12/15/2025 | Press release | Distributed by Public on 12/15/2025 15:41
| Item 1.01 |
Entry into a Material Definitive Agreement. |
On December 15, 2025, Gladstone Commercial Corporation (the "Company"), Gladstone Commercial Limited Partnership (the "Partnership"), the majority-owned operating partnership of the Company, entered into a Note Purchase Agreement (the "Agreement") with the institutional investors named therein (the "Purchasers") in connection with a private placement of senior guaranteed notes of the Partnership. Pursuant to the Agreement, the Partnership issued to the Purchaser $85,000,000 million aggregate principal amount of its 5.99% Senior Guaranteed Notes due December 15, 2030 (the "Notes"). The Notes are the Partnership's senior unsecured obligations and are guaranteed by the Company and each of the subsidiaries (the "Subsidiary Guarnators") that guarantees the Partnership's obligations under the Fifth Amended and Restated Credit Agreement and Other Loan Documents, dated as of October 10, 2025, by and among Partnership, as borrower, the Company and certain of its wholly owned subsidiaries, as guarantors, each of the financial institutions initially a signatory thereto together with their successors and assignees, as lenders, and KeyBank National Association, as lender and agent (the "Credit Facility"). The issue price for the Notes was 100% of the aggregate principal amount thereof. The sale and purchase of the Notes occurred on December 15, 2025. In accordance with the requirements of the Note Purchase Agreement, on December 15, 2025, the Company and the Subsidiary Guarantors entered into an Unconditional Guaranty of Payment and Performance (the "Guaranty Agreement") to evidence their guarantee of the Notes.

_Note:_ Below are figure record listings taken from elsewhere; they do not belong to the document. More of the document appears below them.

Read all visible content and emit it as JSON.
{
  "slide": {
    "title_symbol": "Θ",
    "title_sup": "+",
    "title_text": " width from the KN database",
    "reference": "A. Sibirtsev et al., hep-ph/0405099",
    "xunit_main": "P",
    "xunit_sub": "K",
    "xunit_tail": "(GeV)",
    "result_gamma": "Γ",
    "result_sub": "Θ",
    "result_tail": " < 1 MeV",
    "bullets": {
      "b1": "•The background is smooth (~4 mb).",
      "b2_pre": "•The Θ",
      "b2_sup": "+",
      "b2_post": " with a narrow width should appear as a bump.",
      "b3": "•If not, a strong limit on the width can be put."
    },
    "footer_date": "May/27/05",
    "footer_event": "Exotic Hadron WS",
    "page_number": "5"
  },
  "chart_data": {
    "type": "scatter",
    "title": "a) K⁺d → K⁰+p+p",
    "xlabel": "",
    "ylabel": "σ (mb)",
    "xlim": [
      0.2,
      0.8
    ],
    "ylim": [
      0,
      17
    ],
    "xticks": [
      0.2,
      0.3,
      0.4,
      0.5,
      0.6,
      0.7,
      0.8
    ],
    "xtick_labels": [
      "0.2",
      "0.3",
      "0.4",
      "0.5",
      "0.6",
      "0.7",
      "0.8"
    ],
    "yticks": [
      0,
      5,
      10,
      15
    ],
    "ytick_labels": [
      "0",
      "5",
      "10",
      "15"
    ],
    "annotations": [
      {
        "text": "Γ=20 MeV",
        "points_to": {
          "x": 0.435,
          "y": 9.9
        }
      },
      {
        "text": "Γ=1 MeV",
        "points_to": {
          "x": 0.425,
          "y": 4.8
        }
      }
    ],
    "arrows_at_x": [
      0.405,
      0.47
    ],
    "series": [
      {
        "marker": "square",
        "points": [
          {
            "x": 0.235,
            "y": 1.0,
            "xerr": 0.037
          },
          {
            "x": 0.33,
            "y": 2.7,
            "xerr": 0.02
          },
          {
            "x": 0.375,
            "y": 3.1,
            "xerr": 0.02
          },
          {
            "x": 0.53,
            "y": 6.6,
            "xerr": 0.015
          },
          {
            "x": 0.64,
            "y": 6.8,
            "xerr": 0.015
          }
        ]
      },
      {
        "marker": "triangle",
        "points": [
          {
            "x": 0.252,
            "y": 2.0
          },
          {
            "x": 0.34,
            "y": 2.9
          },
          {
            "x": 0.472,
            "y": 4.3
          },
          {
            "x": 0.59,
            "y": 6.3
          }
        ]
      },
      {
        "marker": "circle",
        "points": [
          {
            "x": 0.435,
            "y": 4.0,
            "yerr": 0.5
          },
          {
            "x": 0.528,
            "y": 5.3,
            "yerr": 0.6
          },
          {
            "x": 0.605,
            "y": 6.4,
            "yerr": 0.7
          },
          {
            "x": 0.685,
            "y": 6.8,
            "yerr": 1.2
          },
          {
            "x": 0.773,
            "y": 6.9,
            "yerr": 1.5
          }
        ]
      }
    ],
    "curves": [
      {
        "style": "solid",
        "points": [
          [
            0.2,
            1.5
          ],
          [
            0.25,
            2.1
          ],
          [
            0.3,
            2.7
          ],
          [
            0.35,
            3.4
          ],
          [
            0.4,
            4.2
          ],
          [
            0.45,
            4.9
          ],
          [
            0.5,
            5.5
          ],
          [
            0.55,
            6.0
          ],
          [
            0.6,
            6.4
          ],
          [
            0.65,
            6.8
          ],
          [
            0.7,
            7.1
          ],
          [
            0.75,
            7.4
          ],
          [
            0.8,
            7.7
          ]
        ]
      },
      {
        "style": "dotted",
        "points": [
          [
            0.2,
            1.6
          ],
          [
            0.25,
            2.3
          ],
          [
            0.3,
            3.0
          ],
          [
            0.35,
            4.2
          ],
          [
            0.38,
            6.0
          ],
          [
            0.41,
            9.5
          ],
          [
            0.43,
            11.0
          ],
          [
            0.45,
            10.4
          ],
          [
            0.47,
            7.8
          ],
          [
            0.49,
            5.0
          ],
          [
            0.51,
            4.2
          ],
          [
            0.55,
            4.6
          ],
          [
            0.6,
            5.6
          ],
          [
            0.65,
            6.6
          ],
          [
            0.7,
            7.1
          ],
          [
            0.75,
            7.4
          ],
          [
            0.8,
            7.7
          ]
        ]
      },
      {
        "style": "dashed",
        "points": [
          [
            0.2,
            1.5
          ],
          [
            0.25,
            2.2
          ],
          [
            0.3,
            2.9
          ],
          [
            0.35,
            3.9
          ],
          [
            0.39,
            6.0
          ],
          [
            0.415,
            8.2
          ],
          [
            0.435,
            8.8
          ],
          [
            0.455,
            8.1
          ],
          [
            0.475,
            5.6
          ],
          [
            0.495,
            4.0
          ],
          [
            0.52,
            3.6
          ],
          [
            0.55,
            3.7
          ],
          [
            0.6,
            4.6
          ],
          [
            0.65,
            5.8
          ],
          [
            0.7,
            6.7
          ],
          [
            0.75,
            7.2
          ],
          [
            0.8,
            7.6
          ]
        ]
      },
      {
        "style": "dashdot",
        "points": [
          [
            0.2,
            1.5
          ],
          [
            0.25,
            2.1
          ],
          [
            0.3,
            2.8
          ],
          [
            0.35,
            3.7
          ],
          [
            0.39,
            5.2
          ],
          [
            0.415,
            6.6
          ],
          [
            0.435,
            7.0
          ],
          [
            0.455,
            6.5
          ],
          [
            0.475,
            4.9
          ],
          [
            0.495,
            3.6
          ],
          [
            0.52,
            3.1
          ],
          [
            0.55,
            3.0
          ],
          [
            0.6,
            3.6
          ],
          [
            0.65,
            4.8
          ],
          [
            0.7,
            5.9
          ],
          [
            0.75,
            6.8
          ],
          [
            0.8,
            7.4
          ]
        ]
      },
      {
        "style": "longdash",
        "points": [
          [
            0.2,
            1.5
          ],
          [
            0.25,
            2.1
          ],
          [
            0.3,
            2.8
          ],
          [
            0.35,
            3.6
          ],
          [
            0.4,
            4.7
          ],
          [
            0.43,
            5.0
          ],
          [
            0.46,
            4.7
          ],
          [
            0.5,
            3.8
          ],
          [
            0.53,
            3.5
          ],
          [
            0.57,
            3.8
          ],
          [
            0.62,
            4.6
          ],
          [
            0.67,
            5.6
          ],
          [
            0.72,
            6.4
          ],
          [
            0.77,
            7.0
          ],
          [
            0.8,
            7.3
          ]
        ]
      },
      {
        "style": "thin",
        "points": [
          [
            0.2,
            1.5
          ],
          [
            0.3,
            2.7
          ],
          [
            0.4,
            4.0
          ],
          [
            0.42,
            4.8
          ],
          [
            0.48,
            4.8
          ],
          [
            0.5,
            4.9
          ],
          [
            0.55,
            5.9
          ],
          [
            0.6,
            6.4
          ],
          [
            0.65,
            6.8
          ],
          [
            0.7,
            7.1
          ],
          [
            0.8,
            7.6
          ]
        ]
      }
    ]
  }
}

The Notes bear interest at an annual fixed rate of 5.99% and mature on December 15, 2030. Interest is payable semi-annually on June 15 and December 15 of each year, beginning on June 15, 2026.
The Partnership may at any time prepay not less than 5% of the aggregate principal amount of the Notes, in whole or in part, at a price equal to 100% of the principal amount thereof plus accrued and unpaid interest plus a "make-whole" prepayment premium; provided, that at any time on or after the date 30 days prior to the maturity date of the Notes the Partnership may, at its option prepay all or any part of the Notes at 100% of the principal amount so prepaid, together with accrued interest to the prepayment date without any make-whole or other premium. In the event of a Change in Control (as defined in the Agreement) of the Company, the Company may be required to offer to prepay the Notes at a price equal to 100% of the principal amount of such Notes, together with interest on such Notes accrued to the date of prepayment, but without any make-whole or other premium.

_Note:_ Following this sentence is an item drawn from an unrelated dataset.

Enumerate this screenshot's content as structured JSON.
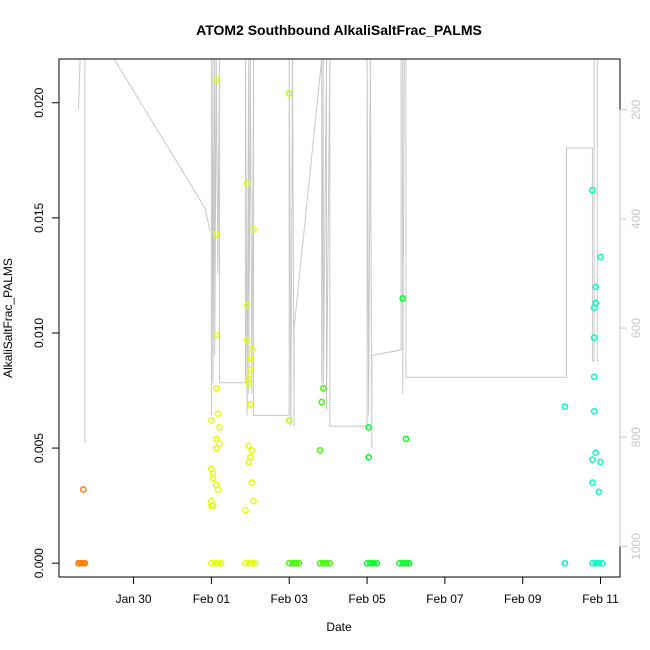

The Agreement contains customary terms and conditions for senior unsecured notes issued in a private placement, including, without limitation, affirmative and negative covenants that are generally consistent with the covenants contained in the Credit Facility and include, without limitation, limitations on the Company, Partnership and its subsidiaries with respect to incurrence of indebtedness, disposition of assets, mergers and transactions with affiliates. The Agreement contains customary events of default with customary grace periods, as applicable. Certain covenants in the Agreement will automatically adjust to match the Credit Facility in the event the corresponding sections under the Credit Facility are amended or modified.
In addition, in the event that (i) the Notes are rated below "BBB-"by at least one rating agency if the Notes are rated by one agency, (ii) if the Notes are rated by two ratings agencies, the Notes are rated below "BBB-"by the lower of such ratings, or (iii) if the Notes are rated by three or more ratings agencies, the Notes are rated below "BBB-"by the second lowest of such ratings (each, a "BIG Event"), the Notes will bear interest at a fixed rate per annum that is 1.00% above the stated rate of the Notes for so long as the BIG Event is no longer continuing.
The Partnership intends to use the proceeds of the offering to repay borrowings under the Partnership's revolving line of credit, to repay term loan debt under the Credit Facility, and for general corporate purposes.
The Notes are being sold in reliance on the exemption from registration provided by Section 4(a)(2) of the Securities Act of 1933, as amended (the "Securities Act"), and Regulation D promulgated thereunder. The Notes have not been and will not be registered under the Securities Act or any state or other jurisdiction's securities laws and may not be offered or sold in the United States absent registration or an applicable exemption from the registration requirements of the Securities Act and applicable state or other jurisdictions' securities laws.
The foregoing descriptions of the Notes, the Guaranty Agreement, and the Agreement do not purport to be complete and are qualified in their entirety by reference to the full text of the form of Notes, the form of Guaranty Agreement, and the Agreement, which are filed as Exhibits 4.1, 10.1 and 10.2, respectively, to this report and are incorporated in this item 1.01 by reference.
Item 2.03 - Creation of a Direct Financial Obligation.
The information set forth under Item 1.01 above is incorporated by reference into this Item 2.03.